Duka Badut Pesta di Tengah Pandemi: Tidak Ada Panggilan, Hanya Menghibur Lewat Ponsel
Selama masa pandemi, terhitung sekira tiga bulan, ia baru menerima dua panggilan untuk menghibur di pesta
Penulis: Satrio Sarwo Trengginas | Editor: Muhammad Zulfikar
Keluarga Suharno berasal dari angkatan bersenjata. Mendiang ayahnya seorang kapten tentara.
Namun, ia tidak melanjutkan jejak ayahnya.
Suharno bekerja sebagai seorang petugas keamanan mal di kawasan Blok M, Kebayoran Baru, Jakarta Selatan.
Namun, pekerjaannya sebagai petugas keamanan malah berujung nestapa ketika ia harus pisah dengan sang istri.
Menurutnya, istrinya tidak bisa hidup dengannya sebagai petugas keamanan yang berpenghasilan kecil.
Selain itu nasib malang lainnya kembali datang pada tahun 1991, mal tidak mampu bertahan sehingga mengorbankan mata pencaharian Suharno.
Setelah terkena pemutusan hubungan kerja (PHK), ia mencari pekerjaan lain.
Namun, cukup sulit bagi Suharno untuk mendapatkan pekerjaan karena terbentur usia yang tidak lagi muda.
Suharno tertarik pekerjaan sebagai badut panggilan ketika melihat orang lain melakukannya.
"Saya awalnya ikut-ikutan orang. Orang bisa begitu kok saya enggak bisa. Dulunya ikut sama teman akhirnya saya sendirian jadi badut," ujar anak pertama dari dua bersaudara itu kepada TribunJakarta.com di kediamannya, di kawasan Kebayoran Lama, Jakarta Selatan.
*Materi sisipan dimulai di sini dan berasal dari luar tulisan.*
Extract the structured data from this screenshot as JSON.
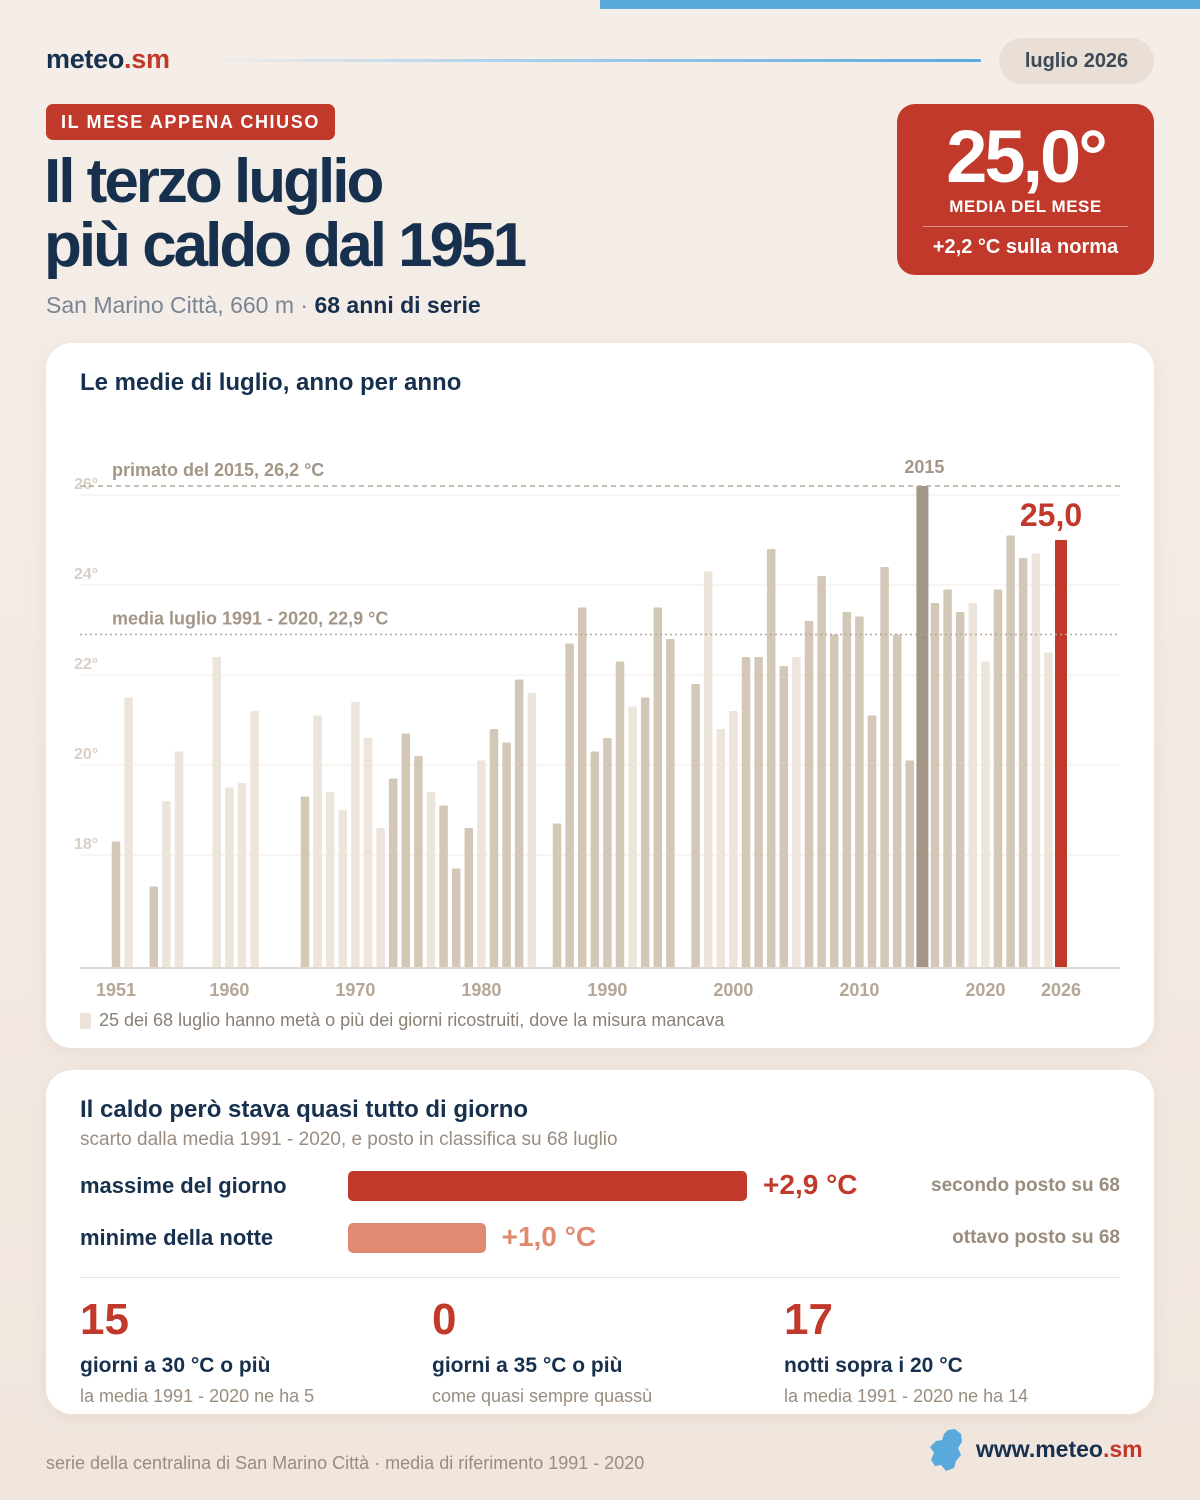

Menjadi badut bukan pekerjaan yang mudah awalnya. Suharno belajar bagaimana menghibur anak-anak dari rekan-rekannya.
Ia juga sering memperagakan bagaimana cara menghibur secara otodidak.
Suharno berlatih berbicara di depan cermin di rumah seolah sedang menghibur anak-anak.
Ia pernah merasakan canggung ketika pertama kali menjadi badut.
Suharno yang biasanya tampak kaku saat bekerja menjadi petugas keamanan mal harus melunak di hadapan anak-anak.